Cancer causes death to millions of people worldwide. Early detection of cancer in primary care can enhance patients’ chances of survival. However, detecting cancer early is no simple task. The symptoms can be vague and non-specific, and can be easily attributed to pre-existing or other, more common conditions. Attributing symptoms of bowel or ovarian cancer, such as abdominal distention and pain, to Irritable Bowel Syndrome is a frequent example. With funding from Cancer Research UK, we have been researching early cancer diagnosis for the last 5 years. When I started work in this area, I had assumed that cancer is always at the back of a GP’s mind. I found out that this was not necessarily the case.
My team and I built detailed patient cases where cancer was a possibility, and presented them to GPs on computer. We asked them to ‘think aloud’, which means, to say whatever thoughts crossed their mind, without explaining anything. We then coded the first thing that each GP said as either ‘cancer mentioned’ or ‘cancer not mentioned’, and measured the statistical association between these ‘first impressions’ and the final diagnoses. We found that if GPs mentioned cancer explicitly at the start of a case, they were much more likely to diagnose it and refer the patient at the end (after they had gathered any other information that they needed as part of their patient assessment). This study demonstrated the strong influence of ‘first impressions’ on subsequent diagnosis and management, and suggested that if a hypothesis is not considered at the start, it is unlikely to be pursued later on. You can read the full study here.
In our attempt to improve diagnosis, we obtained funding from the EU, and led the TRANSFoRm project, which included the development of a prototype Decision Support System (DSS) for diagnosis in primary care. The DSS aims to support diagnostic ‘first impressions’. It integrates with the electronic health record and works by using patient information from the record (age, sex, risk factors) and the patient’s ‘Reason for Encounter’ (RfE), i.e. why the patient has come to see the GP. Once the GP enters the RfE, the DSS presents a list of possible diagnoses, ordered by incidence, which the GP is asked to simply read. Subsequently, as the GP codes symptoms and signs into the DSS (the DSS interface facilitates coding), the ordering of the diagnoses on the list changes. Of course, the DSS never presents the GP with a single final diagnosis, as most diagnoses cannot be excluded in primary care, and the evidence available is not sufficient for this. The DSS merely aims to suggest to the GP diagnostic alternatives that he/she might not have considered, and to do this as early as possible in the consultation.

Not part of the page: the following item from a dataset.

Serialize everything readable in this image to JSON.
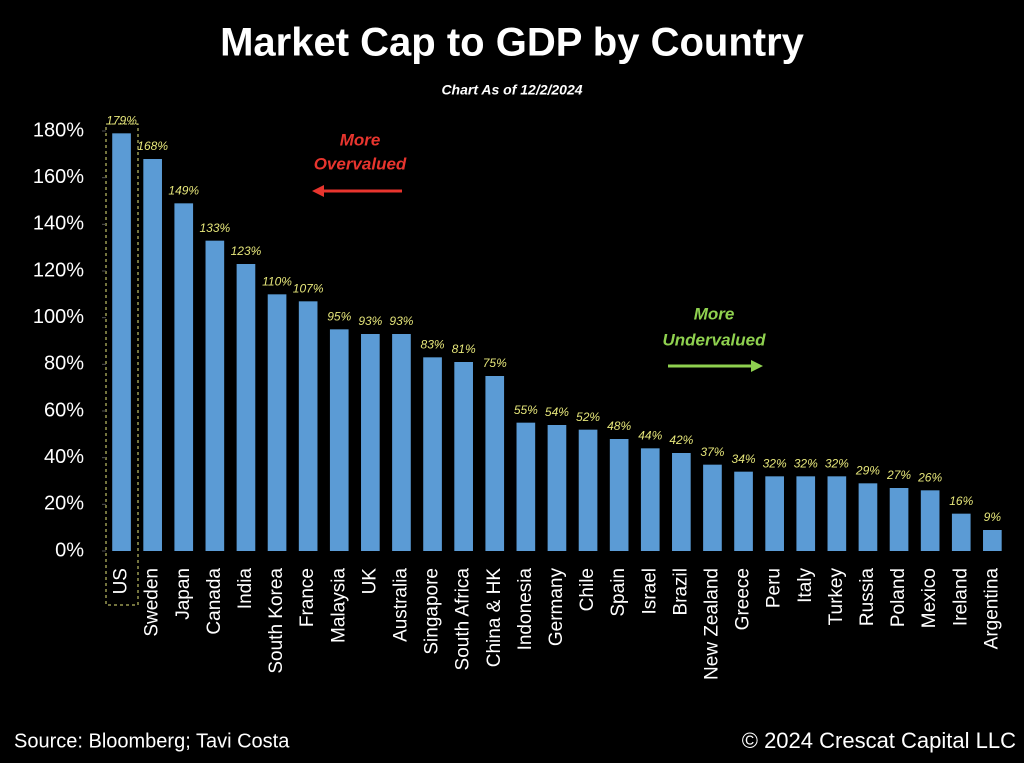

Our evaluation of the DSS prototype in a high-fidelity simulation, where GPs consulted with a range of ‘standardised patients’ (actors), found it to be effective: average diagnostic accuracy across cases (including cancers) rose from 50% to 58%. This is a statistically significant improvement, which could translate into clinically significant gains given the number of primary care consultations. The GPs found the prototype to be useful and usable, while ‘patient’ satisfaction, measured using a standardised questionnaire that the actors filled in after each consultation, was not affected by the DSS. In a piece titled “Computer helps doctors spot serious illness”, The Times newspaper reported on the study (31 January, 2017). You can read the full study here.
In summary, there is strong evidence that initial hypotheses influence final diagnosis and that supporting the initial stage of hypotheses generation by external decision support can result in more accurate and earlier diagnosis and referral of serious conditions, including cancers.